Causes of Unilateral Jaw Clicking

The lecture identifies several factors that can lead to unilateral clicking in the jaw joint:

  • Micro-trauma: This includes habits such as bruxism.
  • Macro-trauma: Significant physical injuries such as a blow to the jaw, motor vehicle accidents, or acceleration-deceleration injuries.
  • Disc Displacement: Specifically, internal derangement of the joint.
  • Muscle Activity: Overactive muscles.
  • Idiopathic: The condition can sometimes occur with no apparent or obvious reason.
  • Note: The speaker explicitly states that a “high filling” is not a cause of this condition.

Indications for Specialist Referral

A patient should be referred to a specialist if the following factors are present:

  • Persistent Symptoms: Lack of improvement despite adequate trials of conservative management.
  • Progressive Limitation: Increasingly restricted mouth opening.
  • Structural Changes: Evidence of joint destruction or condylar resorption on imaging.
  • Systemic Involvement: Suspected systemic arthritis (e.g., rheumatoid arthritis).
  • Diagnostic Uncertainty: When the clinician is unsure of the underlying cause.
  • Psychosocial Impact: Significant impact on the patient’s life or presence of chronic pain (central sensitization).
  • Pathology: Suspicion of a tumor or mass in the jaw joint.

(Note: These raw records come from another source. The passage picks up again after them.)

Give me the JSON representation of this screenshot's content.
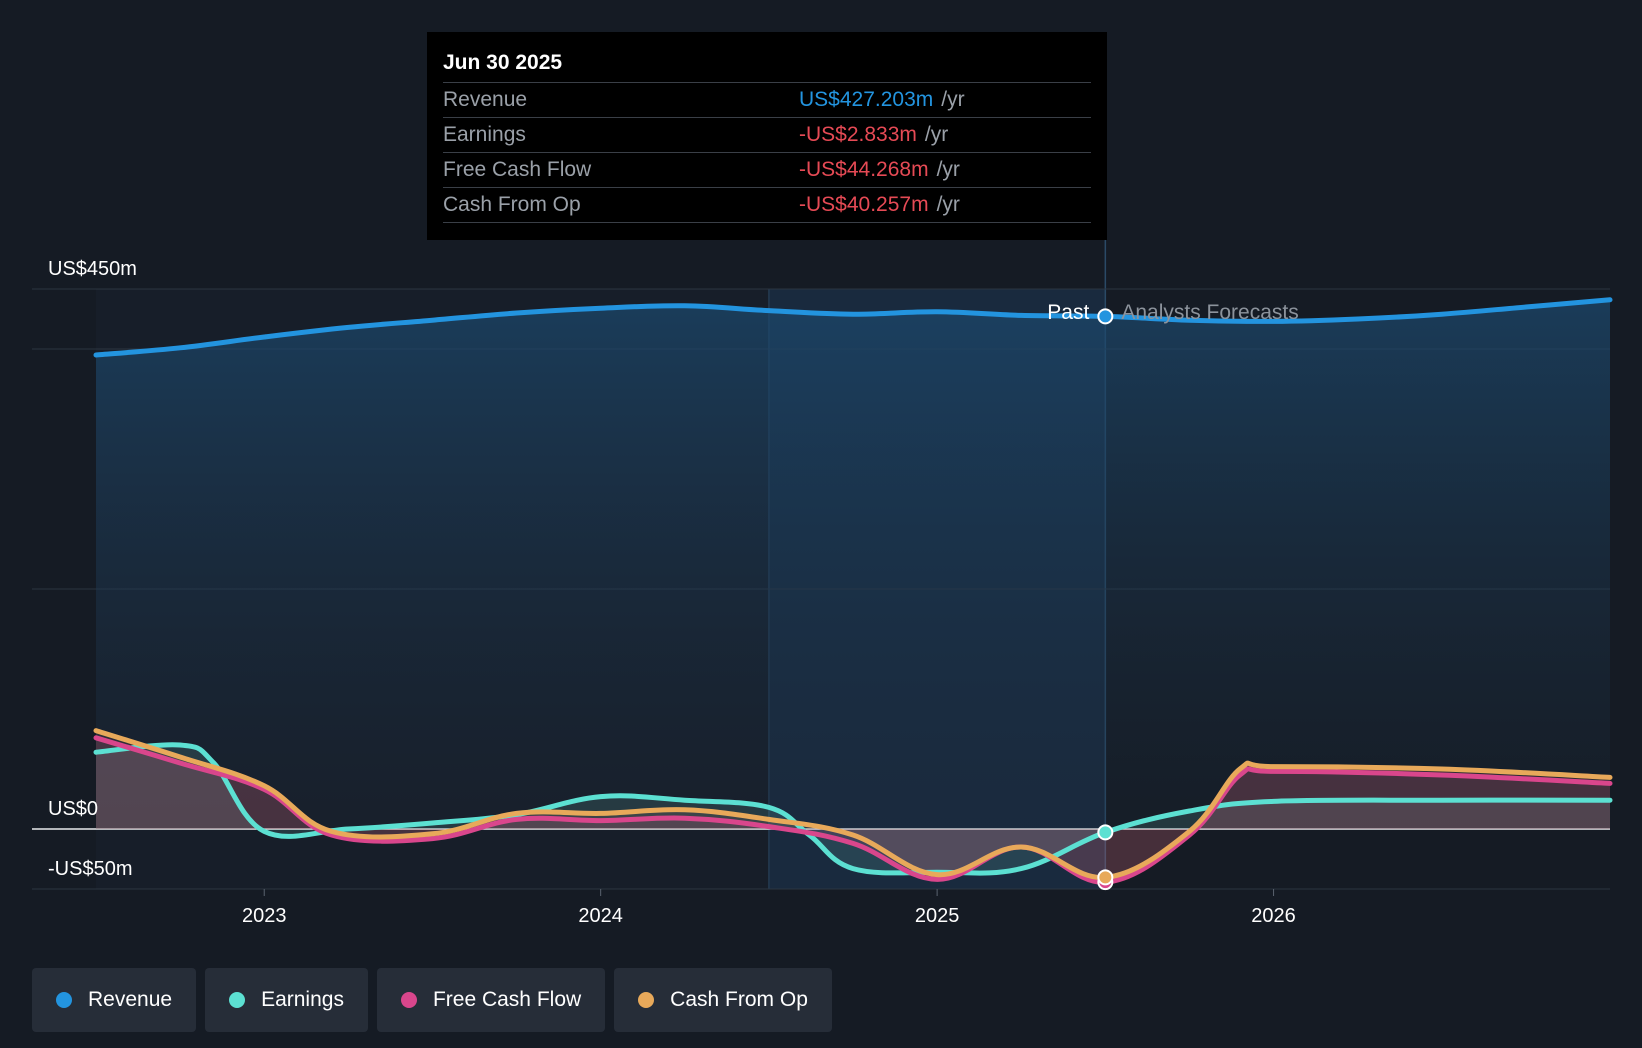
{
  "tooltip": {
    "date": "Jun 30 2025",
    "rows": [
      {
        "label": "Revenue",
        "value": "US$427.203m",
        "unit": "/yr",
        "color": "#2394df"
      },
      {
        "label": "Earnings",
        "value": "-US$2.833m",
        "unit": "/yr",
        "color": "#e64a55"
      },
      {
        "label": "Free Cash Flow",
        "value": "-US$44.268m",
        "unit": "/yr",
        "color": "#e64a55"
      },
      {
        "label": "Cash From Op",
        "value": "-US$40.257m",
        "unit": "/yr",
        "color": "#e64a55"
      }
    ]
  },
  "labels": {
    "past": "Past",
    "forecast": "Analysts Forecasts"
  },
  "legend": [
    {
      "name": "Revenue",
      "color": "#2394df"
    },
    {
      "name": "Earnings",
      "color": "#5ce0d2"
    },
    {
      "name": "Free Cash Flow",
      "color": "#d9468c"
    },
    {
      "name": "Cash From Op",
      "color": "#e8a95a"
    }
  ],
  "chart_data": {
    "type": "line",
    "y_tick_labels": [
      "US$450m",
      "US$0",
      "-US$50m"
    ],
    "y_ticks": [
      450,
      0,
      -50
    ],
    "ylim": [
      -50,
      450
    ],
    "x_ticks": [
      2023,
      2024,
      2025,
      2026
    ],
    "xlim": [
      2022.5,
      2027.0
    ],
    "past_end": 2025.5,
    "highlight_start": 2024.5,
    "series": [
      {
        "name": "Revenue",
        "color": "#2394df",
        "points": [
          [
            2022.5,
            395
          ],
          [
            2022.75,
            401
          ],
          [
            2023.0,
            410
          ],
          [
            2023.25,
            418
          ],
          [
            2023.5,
            424
          ],
          [
            2023.75,
            430
          ],
          [
            2024.0,
            434
          ],
          [
            2024.25,
            436
          ],
          [
            2024.5,
            432
          ],
          [
            2024.75,
            429
          ],
          [
            2025.0,
            431
          ],
          [
            2025.25,
            428
          ],
          [
            2025.5,
            427.2
          ],
          [
            2025.75,
            424
          ],
          [
            2026.0,
            423
          ],
          [
            2026.25,
            425
          ],
          [
            2026.5,
            429
          ],
          [
            2026.75,
            435
          ],
          [
            2027.0,
            441
          ]
        ]
      },
      {
        "name": "Earnings",
        "color": "#5ce0d2",
        "points": [
          [
            2022.5,
            64
          ],
          [
            2022.75,
            70
          ],
          [
            2022.85,
            55
          ],
          [
            2023.0,
            -2
          ],
          [
            2023.25,
            0
          ],
          [
            2023.5,
            5
          ],
          [
            2023.75,
            12
          ],
          [
            2024.0,
            27
          ],
          [
            2024.25,
            24
          ],
          [
            2024.5,
            18
          ],
          [
            2024.62,
            -5
          ],
          [
            2024.75,
            -33
          ],
          [
            2025.0,
            -36
          ],
          [
            2025.25,
            -33
          ],
          [
            2025.5,
            -2.8
          ],
          [
            2025.75,
            15
          ],
          [
            2026.0,
            23
          ],
          [
            2026.5,
            24
          ],
          [
            2027.0,
            24
          ]
        ]
      },
      {
        "name": "Free Cash Flow",
        "color": "#d9468c",
        "points": [
          [
            2022.5,
            76
          ],
          [
            2022.75,
            55
          ],
          [
            2023.0,
            33
          ],
          [
            2023.2,
            -5
          ],
          [
            2023.5,
            -8
          ],
          [
            2023.75,
            8
          ],
          [
            2024.0,
            7
          ],
          [
            2024.25,
            9
          ],
          [
            2024.5,
            2
          ],
          [
            2024.75,
            -12
          ],
          [
            2025.0,
            -42
          ],
          [
            2025.25,
            -15
          ],
          [
            2025.5,
            -44.3
          ],
          [
            2025.75,
            -5
          ],
          [
            2025.9,
            45
          ],
          [
            2026.0,
            48
          ],
          [
            2026.5,
            45
          ],
          [
            2027.0,
            38
          ]
        ]
      },
      {
        "name": "Cash From Op",
        "color": "#e8a95a",
        "points": [
          [
            2022.5,
            82
          ],
          [
            2022.75,
            60
          ],
          [
            2023.0,
            36
          ],
          [
            2023.2,
            -2
          ],
          [
            2023.5,
            -4
          ],
          [
            2023.75,
            13
          ],
          [
            2024.0,
            13
          ],
          [
            2024.25,
            16
          ],
          [
            2024.5,
            8
          ],
          [
            2024.75,
            -5
          ],
          [
            2025.0,
            -38
          ],
          [
            2025.25,
            -15
          ],
          [
            2025.5,
            -40.3
          ],
          [
            2025.75,
            -2
          ],
          [
            2025.9,
            50
          ],
          [
            2026.0,
            52
          ],
          [
            2026.5,
            50
          ],
          [
            2027.0,
            43
          ]
        ]
      }
    ]
  }
}
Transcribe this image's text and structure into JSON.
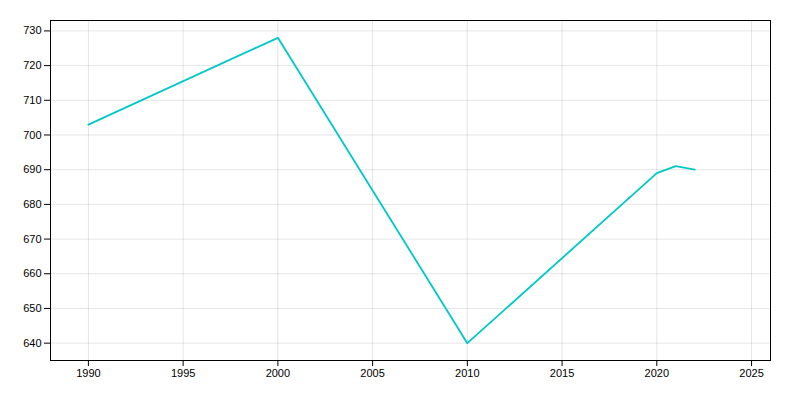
{
  "chart_data": {
    "type": "line",
    "x": [
      1990,
      2000,
      2010,
      2020,
      2021,
      2022
    ],
    "values": [
      703,
      728,
      640,
      689,
      691,
      690
    ],
    "color": "#00c8c8",
    "xlim": [
      1988,
      2026
    ],
    "ylim": [
      635,
      733
    ],
    "xticks": [
      1990,
      1995,
      2000,
      2005,
      2010,
      2015,
      2020,
      2025
    ],
    "yticks": [
      640,
      650,
      660,
      670,
      680,
      690,
      700,
      710,
      720,
      730
    ],
    "grid": true
  }
}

Case Study: 12-Month History of Right-Sided Jaw Clicking and Pain

  • Patient Presentation: A female patient presents with a clicking sound in her right jaw joint that has been present for approximately 12 months.
  • Symptoms:
    • Left-sided deviation.
    • Intermittent right-sided jaw pain, specifically when chewing or opening widely.
    • Occasional brief episodes where the jaw momentarily locks on opening, though the patient can free it with a small jaw movement.
    • No significant restriction of mouth opening.
    • No prior history of trauma to the jaw.
  • Clinical Examination Findings:
    • Maximum unassisted mouth opening is 22 mm.
    • Reproducible click on the right side during both opening and closing.
    • Mild tenderness on palpation of the right masseter muscle and the right lateral pole of the condyle.